Abstract

This article analyses Ann-Marie MacDonald’s 2014 novel Adult Onset as a text that brings the developmental literature of middle age into conversation with queer theories of temporality, family, and adulthood. Specifically, the novel invokes the narrative of the “mid-life crisis” to interrogate the concepts of queer progress and successful aging that its protagonist, a married lesbian mother and celebrated author named Mary Rose MacKinnon, outwardly embodies. Linking Mary Rose’s mid-life crisis with Jack Halberstam’s theory of “queer failure,” I argue that the text articulates a critique of the It Gets Better Project as a queer progress narrative and betrays Mary Rose’s deep ambivalence toward how her life in middle age conforms to a homonormative developmental script. At the same time, the crises of Mary Rose’s mid-life motherhood unsettle the homonormativity that appears to define her and contributes to a queering of family temporalities.

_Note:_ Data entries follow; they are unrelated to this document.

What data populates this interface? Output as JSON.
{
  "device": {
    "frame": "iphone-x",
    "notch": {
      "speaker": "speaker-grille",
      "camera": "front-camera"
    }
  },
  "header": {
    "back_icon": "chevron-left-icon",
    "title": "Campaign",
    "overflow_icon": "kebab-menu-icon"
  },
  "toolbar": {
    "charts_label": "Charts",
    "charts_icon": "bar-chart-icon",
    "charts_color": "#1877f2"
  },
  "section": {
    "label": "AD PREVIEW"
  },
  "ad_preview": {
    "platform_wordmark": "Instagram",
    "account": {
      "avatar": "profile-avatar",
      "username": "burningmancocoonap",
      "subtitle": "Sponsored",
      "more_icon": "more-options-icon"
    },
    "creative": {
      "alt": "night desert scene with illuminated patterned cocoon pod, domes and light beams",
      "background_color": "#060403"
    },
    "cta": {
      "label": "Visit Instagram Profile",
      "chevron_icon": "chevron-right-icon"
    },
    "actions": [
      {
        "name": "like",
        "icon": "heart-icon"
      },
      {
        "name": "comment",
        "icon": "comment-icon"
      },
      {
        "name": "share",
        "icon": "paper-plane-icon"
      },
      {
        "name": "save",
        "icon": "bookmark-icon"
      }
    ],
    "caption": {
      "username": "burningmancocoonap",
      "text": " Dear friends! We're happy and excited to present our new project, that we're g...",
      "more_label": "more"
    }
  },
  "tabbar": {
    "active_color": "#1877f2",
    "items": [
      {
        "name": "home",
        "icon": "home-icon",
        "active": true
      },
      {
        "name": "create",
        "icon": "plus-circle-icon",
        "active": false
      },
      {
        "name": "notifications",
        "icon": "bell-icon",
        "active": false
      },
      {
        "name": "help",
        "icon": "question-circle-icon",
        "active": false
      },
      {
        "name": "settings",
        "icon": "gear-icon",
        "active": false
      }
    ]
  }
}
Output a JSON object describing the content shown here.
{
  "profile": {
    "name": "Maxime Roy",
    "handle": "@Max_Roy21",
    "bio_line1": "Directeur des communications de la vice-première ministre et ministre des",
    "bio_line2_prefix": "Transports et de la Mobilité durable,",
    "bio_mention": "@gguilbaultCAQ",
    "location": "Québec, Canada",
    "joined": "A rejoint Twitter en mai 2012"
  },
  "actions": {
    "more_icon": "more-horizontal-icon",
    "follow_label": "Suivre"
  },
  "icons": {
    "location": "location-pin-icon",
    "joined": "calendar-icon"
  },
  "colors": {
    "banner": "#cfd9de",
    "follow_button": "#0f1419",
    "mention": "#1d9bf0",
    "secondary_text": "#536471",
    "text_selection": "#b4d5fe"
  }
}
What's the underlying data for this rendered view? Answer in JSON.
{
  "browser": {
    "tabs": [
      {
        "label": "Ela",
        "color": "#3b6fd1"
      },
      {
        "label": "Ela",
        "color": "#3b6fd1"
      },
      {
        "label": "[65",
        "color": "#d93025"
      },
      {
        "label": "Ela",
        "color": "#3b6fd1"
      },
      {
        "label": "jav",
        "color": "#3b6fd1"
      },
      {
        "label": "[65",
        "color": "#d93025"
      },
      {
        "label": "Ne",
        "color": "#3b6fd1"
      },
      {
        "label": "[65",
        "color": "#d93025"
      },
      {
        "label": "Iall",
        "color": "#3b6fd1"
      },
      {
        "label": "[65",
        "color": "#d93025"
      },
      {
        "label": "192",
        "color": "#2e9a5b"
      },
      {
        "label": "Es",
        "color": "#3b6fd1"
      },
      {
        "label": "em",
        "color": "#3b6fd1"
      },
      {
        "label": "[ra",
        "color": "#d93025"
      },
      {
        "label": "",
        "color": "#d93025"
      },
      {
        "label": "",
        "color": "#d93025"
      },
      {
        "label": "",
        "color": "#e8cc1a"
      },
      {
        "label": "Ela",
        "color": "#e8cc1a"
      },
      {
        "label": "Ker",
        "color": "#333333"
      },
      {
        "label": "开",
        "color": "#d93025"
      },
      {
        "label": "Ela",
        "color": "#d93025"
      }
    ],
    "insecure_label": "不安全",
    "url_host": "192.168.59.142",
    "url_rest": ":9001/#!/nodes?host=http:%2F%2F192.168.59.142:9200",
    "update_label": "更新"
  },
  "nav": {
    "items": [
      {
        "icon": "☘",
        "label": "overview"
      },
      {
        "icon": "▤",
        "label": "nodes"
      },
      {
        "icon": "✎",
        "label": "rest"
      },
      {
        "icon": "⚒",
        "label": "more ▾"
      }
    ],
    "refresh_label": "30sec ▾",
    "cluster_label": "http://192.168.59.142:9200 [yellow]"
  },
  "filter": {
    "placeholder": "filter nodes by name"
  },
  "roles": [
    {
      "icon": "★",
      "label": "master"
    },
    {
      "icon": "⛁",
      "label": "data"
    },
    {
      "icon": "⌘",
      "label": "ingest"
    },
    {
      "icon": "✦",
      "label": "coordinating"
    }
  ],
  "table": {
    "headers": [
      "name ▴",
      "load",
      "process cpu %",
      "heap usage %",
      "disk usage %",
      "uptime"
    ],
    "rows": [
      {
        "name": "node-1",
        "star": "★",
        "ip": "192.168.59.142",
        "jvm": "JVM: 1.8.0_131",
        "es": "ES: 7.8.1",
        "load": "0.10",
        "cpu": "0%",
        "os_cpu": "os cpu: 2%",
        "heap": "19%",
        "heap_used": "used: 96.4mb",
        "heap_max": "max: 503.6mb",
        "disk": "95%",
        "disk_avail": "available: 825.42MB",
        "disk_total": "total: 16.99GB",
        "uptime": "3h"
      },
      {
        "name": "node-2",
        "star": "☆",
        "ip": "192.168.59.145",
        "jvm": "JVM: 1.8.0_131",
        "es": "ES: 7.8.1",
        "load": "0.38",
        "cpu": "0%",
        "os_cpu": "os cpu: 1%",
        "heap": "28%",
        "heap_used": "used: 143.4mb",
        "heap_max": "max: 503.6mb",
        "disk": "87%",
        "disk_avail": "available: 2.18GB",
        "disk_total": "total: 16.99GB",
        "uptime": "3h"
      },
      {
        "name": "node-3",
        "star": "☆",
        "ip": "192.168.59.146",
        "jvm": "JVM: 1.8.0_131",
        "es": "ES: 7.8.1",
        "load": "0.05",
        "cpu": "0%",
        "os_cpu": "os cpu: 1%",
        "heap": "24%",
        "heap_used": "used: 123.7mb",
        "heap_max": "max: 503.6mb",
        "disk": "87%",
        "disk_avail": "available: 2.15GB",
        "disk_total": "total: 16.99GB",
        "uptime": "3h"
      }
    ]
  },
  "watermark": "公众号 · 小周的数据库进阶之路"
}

Drawing upon Kathryn Bond Stockton’s theory of “growing sideways” but shifting the focus from growing up to growing old, I argue that the text brings Mary Rose into lateral relationships with other aging and old mothers in the text, both human and non-human. These lateral relationships not only offer alternatives to the concepts of progress and decline, success, and succession, which are at the root of normative conceptions of individual aging and generational time, but also move the discussion of mid-life in literature beyond anthropocentric understandings of what it means to age well in contemporary culture.